Like Gregory Peck on the scooter, through the streets of Bangalore

By Allan Jacob

There was a time when scooters symbolised the automobile culture. I’d like to think there was a nice balance to life in those days. You didn’t have to be brave to drive a scooter. A helmet could be dispensed with. Normal was okay but would suffice. Riders simply stepped onto it, rested their feet on the platform and enjoyed the road. No fuss, no sweat — if they got a good first kick in. The starter may have stuck out like a big sore toe from beneath the bulbous machine but they were undeterred. They kicked it down once. Twice, three times. Cold start. So they tilted it to the side and let the engine juices flow.

Satisfied, they gave it another kick, praying that the thing would resist the urge to recoil and kick them back. The shin was usually the soft spot. Soon, they would be rewarded for their efforts with a welcome groan from the engine. Hands on the accelerator, they wrung it as best as they could, careful not to snap the cables — just the right wrist action was needed. The purring was what they were seeking through the torment. It called for timing and practice, right hand and left foot coordination, and they were good to go.
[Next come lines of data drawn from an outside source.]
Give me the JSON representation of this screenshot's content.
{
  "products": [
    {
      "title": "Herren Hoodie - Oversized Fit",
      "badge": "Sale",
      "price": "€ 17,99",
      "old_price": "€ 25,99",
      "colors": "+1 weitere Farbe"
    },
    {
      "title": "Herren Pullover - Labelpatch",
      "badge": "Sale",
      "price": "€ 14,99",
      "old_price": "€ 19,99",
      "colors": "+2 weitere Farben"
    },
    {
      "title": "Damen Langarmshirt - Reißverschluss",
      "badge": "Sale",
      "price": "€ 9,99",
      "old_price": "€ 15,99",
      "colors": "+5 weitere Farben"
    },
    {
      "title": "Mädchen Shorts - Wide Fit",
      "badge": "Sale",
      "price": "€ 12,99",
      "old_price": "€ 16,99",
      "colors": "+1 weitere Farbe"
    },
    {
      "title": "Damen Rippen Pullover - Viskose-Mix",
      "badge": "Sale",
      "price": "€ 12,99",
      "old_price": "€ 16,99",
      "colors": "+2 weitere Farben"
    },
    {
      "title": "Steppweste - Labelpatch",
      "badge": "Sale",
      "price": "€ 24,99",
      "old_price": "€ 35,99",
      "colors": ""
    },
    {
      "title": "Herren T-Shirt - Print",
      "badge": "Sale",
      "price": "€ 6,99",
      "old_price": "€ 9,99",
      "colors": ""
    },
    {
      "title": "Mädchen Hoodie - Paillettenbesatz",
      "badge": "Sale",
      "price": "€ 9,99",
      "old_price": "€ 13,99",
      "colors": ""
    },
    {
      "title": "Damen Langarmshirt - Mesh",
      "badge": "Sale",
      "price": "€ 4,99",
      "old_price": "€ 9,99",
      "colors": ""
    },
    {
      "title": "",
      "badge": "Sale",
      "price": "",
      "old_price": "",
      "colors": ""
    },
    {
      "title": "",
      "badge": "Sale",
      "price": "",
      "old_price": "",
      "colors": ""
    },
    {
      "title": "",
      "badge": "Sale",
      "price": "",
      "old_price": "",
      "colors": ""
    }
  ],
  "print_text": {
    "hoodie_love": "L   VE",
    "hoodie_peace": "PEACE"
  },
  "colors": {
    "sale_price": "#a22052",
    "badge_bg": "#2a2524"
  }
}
Scooters were elegant and clean machines for many: that’s because the engine was covered, which protected their clothes from the grime and the oil which often spilt from vehicles. Even a poor journalist played by Gregory Peck could romance a princess, take her on a spin and sweep her off her feet while astride them — in the movies, of course. I am referring to William Wyler’s Roman Holiday, a classic my dad insisted I watch for the “subdued” performance by the suave and stylish Peck and his co-star, Audrey Hepburn, who played royalty cloaked in anonymity.

The movie didn’t make an impact on me, I must say, when I finally viewed it on a heavy-duty VCR — a Video Cassette Recorder — some four decades after it was made in 1953. But the headless Vespa 125, V30T – popularly called the Farobasso, which Peck rode in the film, stayed in my memory. “What a great looking couple on an odd two-wheeler!” I thought back then. So, I fast forwarded Roman Holiday and went for ‘the time of my life’ with Dirty Dancing, a dance and music classic starring Jennifer Grey and Patrick Swayze on a Scooty (another scooter if you didn’t know) that I had borrowed from a friend.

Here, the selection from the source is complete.